I've tried to induce some of these deficiencies. They are actually fairly tough and each plant species(we kept about 400) responds differently, this adds to the over generalization used from terrestrial Crop diagrams. You run the risk of being way too general to get much use from these diagrams. That is certainly the case in every case I've seen, but what do I know

I spend a fair amount of time nagging folks on CO2 or light.
But new folks and the intermediate often wallow on nutrients as some key trick to "magically make their tank's blossom". I have some nice planted tanks, I can tell you, I do not fuss or worry much with ferts, I add them 2-4x a week and that is it. I sell maybe 200$ a month + out of the tanks in cuttings. 

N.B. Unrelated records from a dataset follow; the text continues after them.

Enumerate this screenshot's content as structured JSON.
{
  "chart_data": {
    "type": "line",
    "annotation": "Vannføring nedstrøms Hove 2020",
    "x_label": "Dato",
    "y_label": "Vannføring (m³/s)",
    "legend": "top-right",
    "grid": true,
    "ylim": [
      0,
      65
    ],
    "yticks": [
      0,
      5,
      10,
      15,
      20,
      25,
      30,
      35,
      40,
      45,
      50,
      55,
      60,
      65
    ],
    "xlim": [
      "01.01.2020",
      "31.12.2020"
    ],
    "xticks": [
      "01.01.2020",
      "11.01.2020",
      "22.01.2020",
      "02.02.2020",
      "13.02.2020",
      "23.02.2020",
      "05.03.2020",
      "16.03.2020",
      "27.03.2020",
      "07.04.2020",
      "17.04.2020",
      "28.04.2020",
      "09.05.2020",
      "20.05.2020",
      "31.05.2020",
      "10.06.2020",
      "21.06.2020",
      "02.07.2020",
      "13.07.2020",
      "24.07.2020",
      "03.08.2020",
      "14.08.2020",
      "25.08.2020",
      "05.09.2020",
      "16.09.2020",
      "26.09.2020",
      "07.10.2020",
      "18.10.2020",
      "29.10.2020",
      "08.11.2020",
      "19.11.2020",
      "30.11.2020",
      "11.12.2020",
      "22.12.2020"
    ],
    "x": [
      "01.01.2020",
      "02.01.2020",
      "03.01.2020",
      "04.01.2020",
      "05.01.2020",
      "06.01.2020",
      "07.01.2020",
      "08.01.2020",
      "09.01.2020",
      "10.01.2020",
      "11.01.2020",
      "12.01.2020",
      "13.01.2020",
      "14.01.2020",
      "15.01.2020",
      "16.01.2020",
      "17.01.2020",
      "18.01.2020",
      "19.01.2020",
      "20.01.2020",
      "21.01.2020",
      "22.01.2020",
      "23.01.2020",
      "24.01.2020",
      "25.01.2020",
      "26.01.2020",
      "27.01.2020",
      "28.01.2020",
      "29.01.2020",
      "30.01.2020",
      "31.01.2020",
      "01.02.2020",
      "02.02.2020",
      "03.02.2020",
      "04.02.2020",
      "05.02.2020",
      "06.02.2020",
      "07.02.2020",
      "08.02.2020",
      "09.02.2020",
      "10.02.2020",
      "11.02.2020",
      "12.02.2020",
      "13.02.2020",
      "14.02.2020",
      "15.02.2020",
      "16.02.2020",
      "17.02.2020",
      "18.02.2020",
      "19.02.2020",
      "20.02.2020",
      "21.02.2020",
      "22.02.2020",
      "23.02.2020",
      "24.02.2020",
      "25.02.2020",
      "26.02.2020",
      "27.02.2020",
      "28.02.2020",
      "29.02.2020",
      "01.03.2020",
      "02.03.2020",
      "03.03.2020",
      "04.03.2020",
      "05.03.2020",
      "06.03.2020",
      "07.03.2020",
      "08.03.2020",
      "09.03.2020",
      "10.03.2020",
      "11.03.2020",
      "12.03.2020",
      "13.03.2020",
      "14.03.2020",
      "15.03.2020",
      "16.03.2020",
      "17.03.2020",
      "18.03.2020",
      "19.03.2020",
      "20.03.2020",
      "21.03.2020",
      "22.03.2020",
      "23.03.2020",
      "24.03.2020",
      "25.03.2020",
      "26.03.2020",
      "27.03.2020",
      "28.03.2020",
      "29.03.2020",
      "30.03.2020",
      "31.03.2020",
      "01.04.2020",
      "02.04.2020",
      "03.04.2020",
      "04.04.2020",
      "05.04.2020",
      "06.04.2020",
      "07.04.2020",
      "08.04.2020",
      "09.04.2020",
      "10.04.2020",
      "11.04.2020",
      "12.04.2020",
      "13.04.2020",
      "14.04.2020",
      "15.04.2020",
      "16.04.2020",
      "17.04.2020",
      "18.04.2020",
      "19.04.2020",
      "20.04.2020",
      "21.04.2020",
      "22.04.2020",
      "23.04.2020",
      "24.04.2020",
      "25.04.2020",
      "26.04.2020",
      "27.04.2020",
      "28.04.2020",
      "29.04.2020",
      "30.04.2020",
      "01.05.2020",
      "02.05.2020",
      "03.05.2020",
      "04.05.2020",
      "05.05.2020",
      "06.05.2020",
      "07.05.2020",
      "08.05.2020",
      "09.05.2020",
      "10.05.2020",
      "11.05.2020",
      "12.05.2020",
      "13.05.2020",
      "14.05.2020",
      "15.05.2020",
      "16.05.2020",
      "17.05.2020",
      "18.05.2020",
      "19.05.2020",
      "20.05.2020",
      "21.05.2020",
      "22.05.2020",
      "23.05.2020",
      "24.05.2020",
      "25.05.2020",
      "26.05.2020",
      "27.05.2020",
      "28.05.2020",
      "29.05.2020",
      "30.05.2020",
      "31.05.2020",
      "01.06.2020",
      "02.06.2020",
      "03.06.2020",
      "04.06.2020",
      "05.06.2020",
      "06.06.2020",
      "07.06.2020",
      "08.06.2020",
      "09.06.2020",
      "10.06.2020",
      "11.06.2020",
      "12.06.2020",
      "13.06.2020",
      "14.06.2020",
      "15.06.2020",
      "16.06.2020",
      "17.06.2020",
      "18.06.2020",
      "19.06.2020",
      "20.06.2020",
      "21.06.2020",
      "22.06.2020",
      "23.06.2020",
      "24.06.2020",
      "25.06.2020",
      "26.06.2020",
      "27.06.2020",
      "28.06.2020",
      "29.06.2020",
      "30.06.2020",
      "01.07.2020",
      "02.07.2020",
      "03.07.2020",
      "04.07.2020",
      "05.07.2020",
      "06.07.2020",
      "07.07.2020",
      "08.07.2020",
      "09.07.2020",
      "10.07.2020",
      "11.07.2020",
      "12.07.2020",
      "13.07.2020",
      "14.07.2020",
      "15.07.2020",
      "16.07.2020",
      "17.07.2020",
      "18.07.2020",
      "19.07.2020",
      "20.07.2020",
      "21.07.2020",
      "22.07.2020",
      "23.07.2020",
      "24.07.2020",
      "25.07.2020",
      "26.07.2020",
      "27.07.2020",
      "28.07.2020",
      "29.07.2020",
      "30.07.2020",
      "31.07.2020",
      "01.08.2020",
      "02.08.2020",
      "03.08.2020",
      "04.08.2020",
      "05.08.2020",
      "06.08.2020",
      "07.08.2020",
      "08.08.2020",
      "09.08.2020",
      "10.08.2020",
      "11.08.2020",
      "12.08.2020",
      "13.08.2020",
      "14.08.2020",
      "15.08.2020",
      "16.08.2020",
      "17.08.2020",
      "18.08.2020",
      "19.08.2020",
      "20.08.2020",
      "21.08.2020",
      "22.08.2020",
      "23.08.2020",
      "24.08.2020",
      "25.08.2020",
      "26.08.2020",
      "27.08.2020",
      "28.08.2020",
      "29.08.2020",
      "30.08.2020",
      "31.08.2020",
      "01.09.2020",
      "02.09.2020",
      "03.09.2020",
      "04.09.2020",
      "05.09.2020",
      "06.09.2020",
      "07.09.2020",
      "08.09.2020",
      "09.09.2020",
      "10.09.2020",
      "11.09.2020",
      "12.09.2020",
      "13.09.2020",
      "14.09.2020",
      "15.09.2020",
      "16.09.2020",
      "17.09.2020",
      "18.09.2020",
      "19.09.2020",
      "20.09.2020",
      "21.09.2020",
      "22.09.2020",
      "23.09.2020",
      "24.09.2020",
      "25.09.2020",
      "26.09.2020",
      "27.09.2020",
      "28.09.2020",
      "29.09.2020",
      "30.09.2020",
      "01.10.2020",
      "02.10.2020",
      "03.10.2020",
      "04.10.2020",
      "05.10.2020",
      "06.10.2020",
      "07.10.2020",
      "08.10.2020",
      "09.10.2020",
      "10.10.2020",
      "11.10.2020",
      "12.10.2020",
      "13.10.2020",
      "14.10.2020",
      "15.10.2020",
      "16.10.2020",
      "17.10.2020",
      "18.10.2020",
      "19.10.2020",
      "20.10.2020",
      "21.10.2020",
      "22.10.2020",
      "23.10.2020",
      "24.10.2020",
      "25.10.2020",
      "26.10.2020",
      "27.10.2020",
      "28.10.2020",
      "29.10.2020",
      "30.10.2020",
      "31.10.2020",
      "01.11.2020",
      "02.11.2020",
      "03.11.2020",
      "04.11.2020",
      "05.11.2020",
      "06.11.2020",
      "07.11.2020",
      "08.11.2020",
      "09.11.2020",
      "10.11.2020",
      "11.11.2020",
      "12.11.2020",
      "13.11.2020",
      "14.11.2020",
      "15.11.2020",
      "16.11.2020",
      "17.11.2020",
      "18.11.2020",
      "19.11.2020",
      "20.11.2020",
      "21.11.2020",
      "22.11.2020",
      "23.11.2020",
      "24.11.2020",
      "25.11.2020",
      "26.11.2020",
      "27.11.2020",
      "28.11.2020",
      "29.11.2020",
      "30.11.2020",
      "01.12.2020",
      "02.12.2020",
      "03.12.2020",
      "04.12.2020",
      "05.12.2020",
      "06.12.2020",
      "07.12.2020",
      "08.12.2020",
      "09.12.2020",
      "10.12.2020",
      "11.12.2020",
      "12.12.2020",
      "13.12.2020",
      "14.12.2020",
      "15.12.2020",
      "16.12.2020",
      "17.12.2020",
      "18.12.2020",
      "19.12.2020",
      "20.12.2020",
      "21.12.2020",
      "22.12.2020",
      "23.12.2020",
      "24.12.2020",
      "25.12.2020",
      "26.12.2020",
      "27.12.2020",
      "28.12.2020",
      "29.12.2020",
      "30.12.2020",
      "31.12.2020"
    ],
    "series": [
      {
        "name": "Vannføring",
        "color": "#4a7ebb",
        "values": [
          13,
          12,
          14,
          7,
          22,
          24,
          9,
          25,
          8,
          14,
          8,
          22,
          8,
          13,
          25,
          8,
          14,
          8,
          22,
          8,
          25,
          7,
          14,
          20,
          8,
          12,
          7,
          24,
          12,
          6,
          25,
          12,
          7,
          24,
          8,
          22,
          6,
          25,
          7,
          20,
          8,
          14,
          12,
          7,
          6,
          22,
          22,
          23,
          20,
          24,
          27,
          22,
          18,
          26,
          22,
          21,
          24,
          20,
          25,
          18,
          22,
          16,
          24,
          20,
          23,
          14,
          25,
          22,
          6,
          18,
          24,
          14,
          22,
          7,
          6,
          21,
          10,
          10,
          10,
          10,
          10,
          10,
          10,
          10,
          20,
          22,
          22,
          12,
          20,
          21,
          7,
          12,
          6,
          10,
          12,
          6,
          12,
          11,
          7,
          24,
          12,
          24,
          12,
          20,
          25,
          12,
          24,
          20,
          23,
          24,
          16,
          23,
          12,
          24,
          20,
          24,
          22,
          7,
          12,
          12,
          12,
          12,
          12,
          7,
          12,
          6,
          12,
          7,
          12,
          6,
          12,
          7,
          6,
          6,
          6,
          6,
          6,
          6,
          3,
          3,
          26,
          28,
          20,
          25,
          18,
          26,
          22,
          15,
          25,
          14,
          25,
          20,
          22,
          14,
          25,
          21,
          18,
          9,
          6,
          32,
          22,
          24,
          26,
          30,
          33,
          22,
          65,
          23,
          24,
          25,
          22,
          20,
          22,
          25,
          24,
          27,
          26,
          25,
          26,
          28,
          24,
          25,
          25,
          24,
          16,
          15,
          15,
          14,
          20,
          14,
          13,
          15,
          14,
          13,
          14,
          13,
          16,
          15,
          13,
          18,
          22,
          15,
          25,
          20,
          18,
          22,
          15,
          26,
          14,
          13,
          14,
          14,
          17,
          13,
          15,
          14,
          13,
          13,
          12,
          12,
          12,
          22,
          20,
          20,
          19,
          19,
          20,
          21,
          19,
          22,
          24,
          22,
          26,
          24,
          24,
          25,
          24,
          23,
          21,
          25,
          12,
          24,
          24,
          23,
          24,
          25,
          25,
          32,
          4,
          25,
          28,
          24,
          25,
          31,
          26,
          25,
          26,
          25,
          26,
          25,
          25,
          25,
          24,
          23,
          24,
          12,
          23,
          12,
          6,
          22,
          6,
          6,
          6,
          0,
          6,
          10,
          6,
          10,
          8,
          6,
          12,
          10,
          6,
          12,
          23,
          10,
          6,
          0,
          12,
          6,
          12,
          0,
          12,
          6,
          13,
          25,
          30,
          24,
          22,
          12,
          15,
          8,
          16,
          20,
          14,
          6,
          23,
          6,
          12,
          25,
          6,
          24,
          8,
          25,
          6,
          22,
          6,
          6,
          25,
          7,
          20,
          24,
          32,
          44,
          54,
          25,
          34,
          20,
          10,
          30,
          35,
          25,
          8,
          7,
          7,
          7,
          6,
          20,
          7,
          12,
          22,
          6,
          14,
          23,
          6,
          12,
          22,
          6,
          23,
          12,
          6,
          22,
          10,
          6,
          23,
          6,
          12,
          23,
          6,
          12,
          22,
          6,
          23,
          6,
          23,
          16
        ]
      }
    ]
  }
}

I'll not lie about it, getting good CO2 is the hardest trick in the hobby.
I got burnt recently on my 70 Gal tank, HC started to look like garbage, I knew it wa sCO2, so I checked a few times, thought it was one part, thought it was another, 4 empty gas tanks I found the leak, it was the 2" MTP that connected into the regulator, I did not soapy water that part and never saw the leak. I'd torqued the pipe too strongly into the reg and the pipe frigging broke.

Now the CO2 is fine, but I had to entirely break the CO2 system down and go part by part.

Now if I'm getting burnt every so often on my 5 tanks at home, what are the odds that 1 in 5 people do something just as bone headed as me? Pretty high.


----------